You probably know those simple generators aren't recommended to be used by Keras, instead keras.utils.Sequence is preferred due to (Keras doc): "Sequence are a safer way to do multiprocessing. This structure guarantees that the network will only train once on each sample per epoch which is not the case with generators."

I couldn't see any equivalent of this for estimators, sadly, and wrapping it up in a naive generator seemed like a functionality downgrade.

> because this is part of the compiled Keras model, before ever converting anything to TensorFlow Estimator

Right, you specify a loss function before compiling, however if it is a custom one and you for some reason need to reload a model snapshot (i.e. resuming training), you need to provide it separately or the loading fails. I haven't found any docs on this. Imagine your training optimizer automatically generating loss functions by means of function composition, e.g. you put a mix of +-*/,log,exp,tanh etc. based off some past training experience of what helped in individual cases/literature, then taking 1000s of these loss functions and pushing them to a large cluster where they are scored on how well did they perform, keeping only the best performing ones.

Class weights are specified in fit_generator(), not in compile time; again, here I couldn't find any description on how to convert Keras' weight dictionary to what TensorFlow needs.

> Callbacks... "Penalizing" Keras because TensorFlow offers less functionality doesn't seem right.

The thing here is that some of those callbacks are mandatory for a training to converge, e.g. decreasing learning rate, escaping plateau situations, computing various stats that aren't provided by Keras (outside loss/accuracy; you might want F1, Fleiss/Cohen's Kappa, Matthews correlation coefficient, AUC ROC etc.) that might be decisive for keeping/discarding a model; then also multi GPU callbacks; some people even use callbacks to perform the whole distributed computation as well. In my examples, if I remove any of those callbacks, my models won't achieve any kind of usability but with those callbacks I match world-class results. I couldn't find any non-insane way to map them to TensorFlow prior to our conversation.

As I mentioned, I have a very large cluster, each node with multiple GPUs, so I need an orchestration on both hyperparameters/loss functions per node as well as within each node to run on multiple GPUs.

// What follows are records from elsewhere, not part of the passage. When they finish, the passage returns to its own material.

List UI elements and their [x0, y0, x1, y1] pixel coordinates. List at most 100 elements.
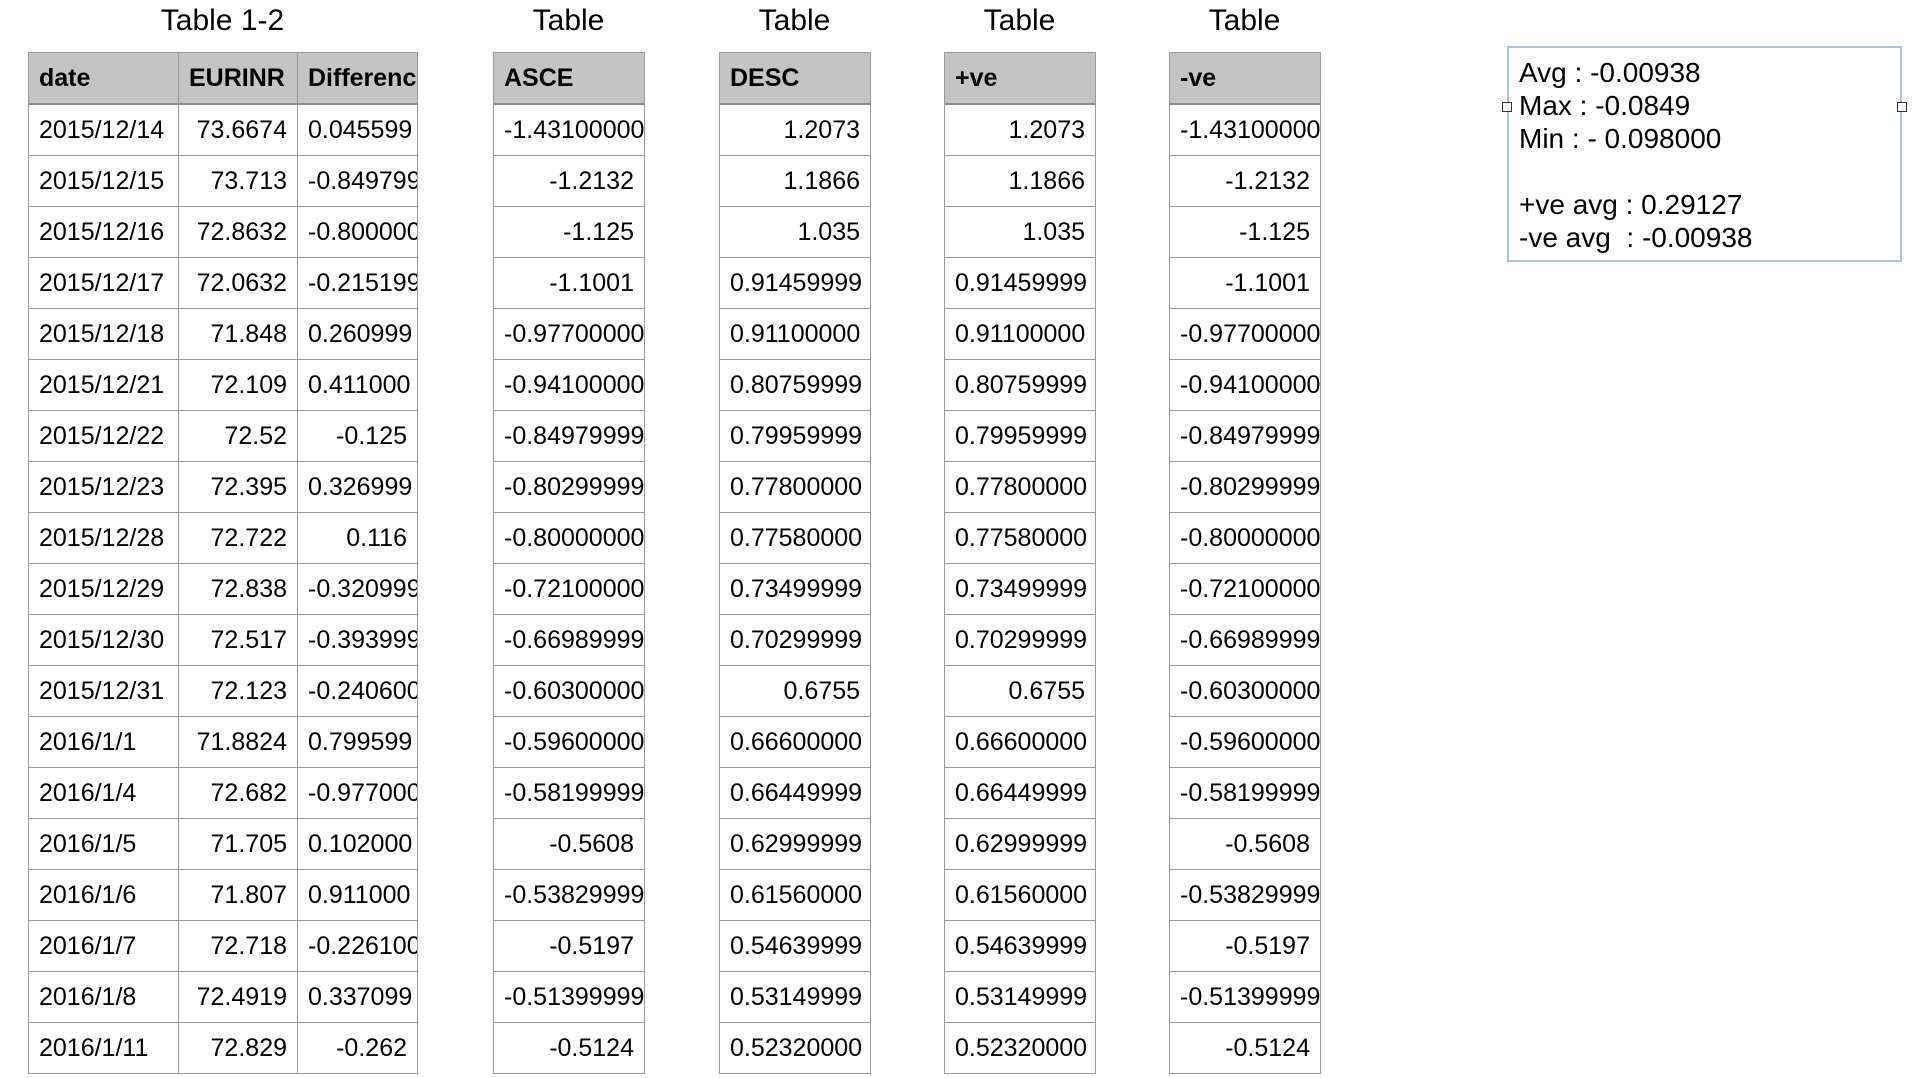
desc-cell[interactable]: 0.77580000 — [720, 513, 871, 564]
asce-cell[interactable]: -0.59600000 — [494, 717, 645, 768]
desc-cell[interactable]: 1.2073 — [720, 105, 871, 156]
eurinr-cell[interactable]: 72.395 — [179, 462, 298, 513]
date-cell[interactable]: 2016/1/4 — [29, 768, 179, 819]
negative-cell[interactable]: -0.97700000 — [1170, 309, 1321, 360]
date-cell[interactable]: 2015/12/28 — [29, 513, 179, 564]
negative-cell[interactable]: -0.84979999 — [1170, 411, 1321, 462]
difference-cell[interactable]: -0.320999 — [298, 564, 418, 615]
asce-cell[interactable]: -0.5608 — [494, 819, 645, 870]
positive-cell[interactable]: 0.54639999 — [945, 921, 1096, 972]
eurinr-cell[interactable]: 71.848 — [179, 309, 298, 360]
date-cell[interactable]: 2015/12/15 — [29, 156, 179, 207]
difference-cell[interactable]: -0.226100 — [298, 921, 418, 972]
positive-cell[interactable]: 0.62999999 — [945, 819, 1096, 870]
difference-cell[interactable]: 0.045599 — [298, 105, 418, 156]
negative-cell[interactable]: -1.2132 — [1170, 156, 1321, 207]
eurinr-cell[interactable]: 72.838 — [179, 564, 298, 615]
positive-cell[interactable]: 0.91459999 — [945, 258, 1096, 309]
positive-cell[interactable]: 0.77800000 — [945, 462, 1096, 513]
asce-cell[interactable]: -0.72100000 — [494, 564, 645, 615]
positive-cell[interactable]: 0.66600000 — [945, 717, 1096, 768]
negative-cell[interactable]: -0.58199999 — [1170, 768, 1321, 819]
header-eurinr[interactable]: EURINR — [179, 53, 298, 105]
asce-cell[interactable]: -1.1001 — [494, 258, 645, 309]
date-cell[interactable]: 2015/12/14 — [29, 105, 179, 156]
desc-cell[interactable]: 0.66449999 — [720, 768, 871, 819]
asce-cell[interactable]: -1.125 — [494, 207, 645, 258]
positive-cell[interactable]: 0.53149999 — [945, 972, 1096, 1023]
difference-cell[interactable]: 0.911000 — [298, 870, 418, 921]
difference-cell[interactable]: -0.262 — [298, 1023, 418, 1074]
negative-cell[interactable]: -0.80299999 — [1170, 462, 1321, 513]
difference-cell[interactable]: -0.393999 — [298, 615, 418, 666]
resize-handle-right[interactable] — [1897, 102, 1907, 112]
eurinr-cell[interactable]: 71.705 — [179, 819, 298, 870]
date-cell[interactable]: 2016/1/11 — [29, 1023, 179, 1074]
header-desc[interactable]: DESC — [720, 53, 871, 105]
desc-cell[interactable]: 0.73499999 — [720, 564, 871, 615]
asce-cell[interactable]: -0.66989999 — [494, 615, 645, 666]
negative-cell[interactable]: -0.59600000 — [1170, 717, 1321, 768]
negative-cell[interactable]: -0.5608 — [1170, 819, 1321, 870]
eurinr-cell[interactable]: 72.722 — [179, 513, 298, 564]
eurinr-cell[interactable]: 72.0632 — [179, 258, 298, 309]
desc-cell[interactable]: 0.52320000 — [720, 1023, 871, 1074]
header-date[interactable]: date — [29, 53, 179, 105]
eurinr-cell[interactable]: 72.517 — [179, 615, 298, 666]
header-negative[interactable]: -ve — [1170, 53, 1321, 105]
negative-cell[interactable]: -0.66989999 — [1170, 615, 1321, 666]
eurinr-cell[interactable]: 71.8824 — [179, 717, 298, 768]
negative-cell[interactable]: -0.51399999 — [1170, 972, 1321, 1023]
eurinr-cell[interactable]: 71.807 — [179, 870, 298, 921]
negative-cell[interactable]: -0.60300000 — [1170, 666, 1321, 717]
desc-cell[interactable]: 0.91100000 — [720, 309, 871, 360]
desc-cell[interactable]: 0.66600000 — [720, 717, 871, 768]
desc-cell[interactable]: 0.77800000 — [720, 462, 871, 513]
header-asce[interactable]: ASCE — [494, 53, 645, 105]
difference-cell[interactable]: -0.215199 — [298, 258, 418, 309]
desc-cell[interactable]: 0.79959999 — [720, 411, 871, 462]
date-cell[interactable]: 2015/12/23 — [29, 462, 179, 513]
eurinr-cell[interactable]: 73.6674 — [179, 105, 298, 156]
asce-cell[interactable]: -1.2132 — [494, 156, 645, 207]
negative-cell[interactable]: -0.53829999 — [1170, 870, 1321, 921]
negative-cell[interactable]: -1.1001 — [1170, 258, 1321, 309]
negative-cell[interactable]: -1.125 — [1170, 207, 1321, 258]
date-cell[interactable]: 2016/1/7 — [29, 921, 179, 972]
date-cell[interactable]: 2016/1/8 — [29, 972, 179, 1023]
positive-cell[interactable]: 0.52320000 — [945, 1023, 1096, 1074]
asce-cell[interactable]: -0.94100000 — [494, 360, 645, 411]
desc-cell[interactable]: 0.6755 — [720, 666, 871, 717]
date-cell[interactable]: 2015/12/30 — [29, 615, 179, 666]
difference-cell[interactable]: -0.125 — [298, 411, 418, 462]
eurinr-cell[interactable]: 72.682 — [179, 768, 298, 819]
positive-cell[interactable]: 1.1866 — [945, 156, 1096, 207]
positive-cell[interactable]: 1.035 — [945, 207, 1096, 258]
eurinr-cell[interactable]: 72.718 — [179, 921, 298, 972]
desc-cell[interactable]: 0.54639999 — [720, 921, 871, 972]
positive-cell[interactable]: 1.2073 — [945, 105, 1096, 156]
asce-cell[interactable]: -0.5124 — [494, 1023, 645, 1074]
asce-cell[interactable]: -0.97700000 — [494, 309, 645, 360]
positive-cell[interactable]: 0.91100000 — [945, 309, 1096, 360]
positive-cell[interactable]: 0.66449999 — [945, 768, 1096, 819]
asce-cell[interactable]: -1.43100000 — [494, 105, 645, 156]
desc-cell[interactable]: 1.035 — [720, 207, 871, 258]
stats-text-box[interactable]: Avg : -0.00938 Max : -0.0849 Min : - 0.098… — [1507, 46, 1902, 262]
date-cell[interactable]: 2015/12/22 — [29, 411, 179, 462]
eurinr-cell[interactable]: 72.829 — [179, 1023, 298, 1074]
header-positive[interactable]: +ve — [945, 53, 1096, 105]
desc-cell[interactable]: 0.80759999 — [720, 360, 871, 411]
asce-cell[interactable]: -0.53829999 — [494, 870, 645, 921]
difference-cell[interactable]: 0.411000 — [298, 360, 418, 411]
difference-cell[interactable]: 0.102000 — [298, 819, 418, 870]
asce-cell[interactable]: -0.60300000 — [494, 666, 645, 717]
eurinr-cell[interactable]: 72.8632 — [179, 207, 298, 258]
desc-cell[interactable]: 0.62999999 — [720, 819, 871, 870]
negative-cell[interactable]: -0.5124 — [1170, 1023, 1321, 1074]
asce-cell[interactable]: -0.51399999 — [494, 972, 645, 1023]
asce-cell[interactable]: -0.80299999 — [494, 462, 645, 513]
header-difference[interactable]: Differenc — [298, 53, 418, 105]
date-cell[interactable]: 2015/12/16 — [29, 207, 179, 258]
positive-cell[interactable]: 0.6755 — [945, 666, 1096, 717]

The page from Keras you mentioned was precisely my starting point and from those tf.Estimator seemed the last devops-intense way to go (Horovod needs MPI and CERNDB/Keras Spark).

I'll take a deeper look into SessionRunHook you mentioned - thanks! ;-)

1 comments

For class weights, the easiest thing is to just generate that as another one of the items placed into the input function dictionary, e.g. when you wrap the DataGenerator. Then have a custom loss function that takes this input element and applies the weight for that training sample. Again, the need to do slight extra work is a limitation of TensorFlow here, not of Keras, but because Keras is so flexible, it's super easy to work around.

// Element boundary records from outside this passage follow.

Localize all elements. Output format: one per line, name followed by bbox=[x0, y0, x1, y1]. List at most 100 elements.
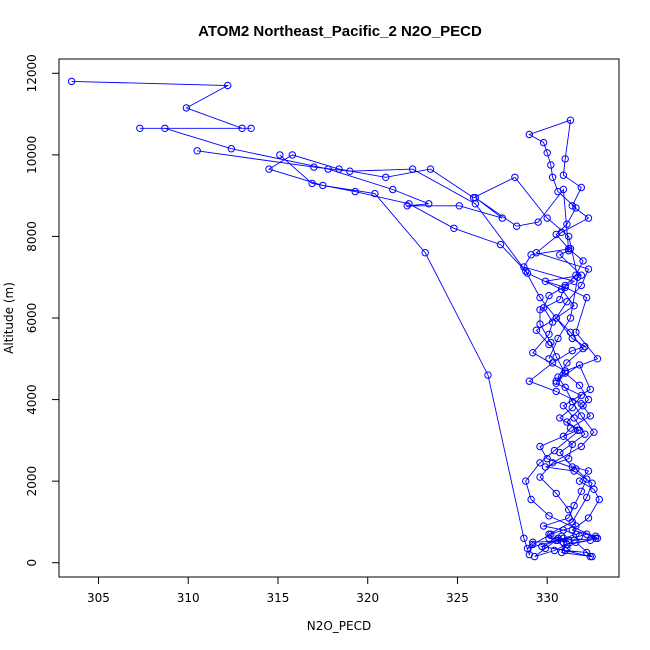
data-point bbox=[575, 532, 584, 540]
data-point bbox=[586, 552, 594, 561]
data-point bbox=[559, 171, 568, 179]
y-tick-label: 2000 bbox=[25, 466, 39, 497]
data-point bbox=[565, 455, 573, 463]
data-point bbox=[557, 548, 566, 557]
data-point bbox=[574, 426, 582, 434]
data-point bbox=[552, 314, 560, 322]
x-tick-label: 315 bbox=[267, 591, 290, 605]
data-point bbox=[550, 446, 559, 455]
data-point bbox=[583, 530, 591, 538]
data-point bbox=[566, 116, 575, 124]
data-point bbox=[572, 538, 580, 546]
data-point bbox=[563, 220, 571, 228]
data-point bbox=[570, 414, 578, 422]
data-point bbox=[552, 377, 560, 385]
data-point bbox=[552, 489, 560, 498]
data-point bbox=[523, 269, 532, 277]
data-point bbox=[238, 124, 246, 133]
y-tick-label: 12000 bbox=[25, 54, 39, 92]
data-point bbox=[405, 200, 413, 208]
series-layer bbox=[67, 77, 603, 561]
data-point bbox=[545, 355, 553, 363]
data-point bbox=[525, 377, 533, 385]
data-point bbox=[247, 124, 255, 133]
data-point bbox=[382, 173, 390, 182]
y-axis-label: Altitude (m) bbox=[2, 282, 16, 354]
data-point bbox=[575, 361, 584, 369]
data-point bbox=[534, 218, 542, 226]
data-point bbox=[577, 412, 585, 420]
data-point bbox=[227, 145, 236, 153]
data-point bbox=[561, 546, 569, 555]
data-point bbox=[583, 293, 591, 302]
data-point bbox=[577, 400, 585, 408]
data-point bbox=[450, 224, 458, 233]
data-point bbox=[548, 359, 557, 367]
data-point bbox=[566, 424, 575, 432]
data-point bbox=[561, 369, 569, 377]
data-point bbox=[566, 314, 575, 322]
data-point bbox=[579, 402, 587, 410]
y-tick-label: 10000 bbox=[25, 136, 39, 174]
data-point bbox=[577, 183, 585, 192]
data-point bbox=[586, 412, 594, 420]
data-point bbox=[561, 155, 569, 163]
data-point bbox=[559, 402, 568, 410]
x-axis-label: N2O_PECD bbox=[307, 619, 372, 633]
data-point bbox=[161, 124, 169, 133]
data-point bbox=[136, 124, 144, 133]
x-tick-label: 305 bbox=[87, 591, 110, 605]
data-point bbox=[536, 442, 544, 451]
data-point bbox=[532, 326, 541, 334]
data-point bbox=[552, 353, 560, 361]
data-point bbox=[426, 165, 435, 173]
data-point bbox=[563, 359, 571, 367]
data-point bbox=[536, 306, 544, 314]
data-point bbox=[545, 340, 553, 349]
data-point bbox=[584, 395, 593, 404]
data-point bbox=[469, 194, 478, 202]
data-point bbox=[550, 546, 559, 555]
data-point bbox=[554, 373, 562, 381]
data-point bbox=[557, 285, 566, 294]
data-point bbox=[545, 512, 553, 520]
data-point bbox=[572, 522, 580, 530]
data-point bbox=[572, 328, 580, 336]
data-point bbox=[536, 320, 544, 328]
data-point bbox=[572, 465, 580, 473]
data-point bbox=[568, 346, 576, 355]
data-point bbox=[557, 228, 566, 237]
data-point bbox=[584, 514, 593, 522]
data-point bbox=[371, 189, 379, 198]
data-point bbox=[570, 467, 578, 475]
data-point bbox=[545, 330, 553, 338]
data-point bbox=[588, 479, 596, 487]
data-point bbox=[592, 532, 600, 540]
data-point bbox=[584, 265, 593, 273]
data-point bbox=[527, 495, 535, 504]
data-point bbox=[496, 240, 505, 249]
data-point bbox=[265, 165, 273, 173]
data-point bbox=[548, 459, 557, 467]
series-line-3 bbox=[267, 154, 595, 557]
y-tick-label: 4000 bbox=[25, 384, 39, 415]
data-point bbox=[525, 550, 533, 559]
data-point bbox=[67, 77, 76, 86]
data-point bbox=[539, 138, 548, 147]
data-point bbox=[288, 151, 296, 159]
x-tick-label: 320 bbox=[356, 591, 379, 605]
data-point bbox=[556, 251, 564, 259]
data-point bbox=[522, 477, 530, 485]
data-point bbox=[522, 267, 530, 275]
data-point bbox=[536, 473, 544, 481]
data-point bbox=[556, 295, 564, 304]
data-point bbox=[577, 271, 585, 279]
data-point bbox=[455, 202, 463, 210]
data-point bbox=[548, 318, 557, 326]
data-point bbox=[224, 81, 232, 90]
data-point bbox=[568, 202, 576, 210]
data-point bbox=[579, 344, 587, 353]
data-point bbox=[319, 181, 327, 190]
data-point bbox=[568, 397, 576, 406]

> "computing various stats that aren't provided by Keras.."

It seems like you have this backward. Keras provides the easy interface to create the custom callbacks. That's why you can create extra convergence metrics, etc., that are far harder to use if implementing in pure TensorFlow. The part where TensorFlow is specifically lacking functionality is in its ability to handle these callbacks (both pre-built in Keras or user-defined). I've had good success with the solution I mentioned with SessionRunHooks, but still, it is a terrible design choice by the TensorFlow people to create this in a way that is not directly compatible with all the work Keras had done.

> "from those tf.Estimator seemed the last devops-intense way to go (Horovod needs MPI and CERNDB/Keras Spark)."

Just based on how poorly designed the tf.Estimator API is though, I'm not actually sure the other methods would require less devops or less investment. In some cases for standard models, yes. But if you've already committed to using Keras for very customized situations, then going back to the dark ages with native TensorFlow will often be much more work and more error prone than using the other solutions. The Horovod dependence on MPI in particular is fairly simple and needs little management. Most people having done ML / stats PhDs will already have managed far more difficult situations with MPI previously anyway, or at least have the Linux skills needed. The point is you have a fighting chance, whereas deciphering undocumented and badly designed corners of TensorFlow often leaves you with no fighting chance.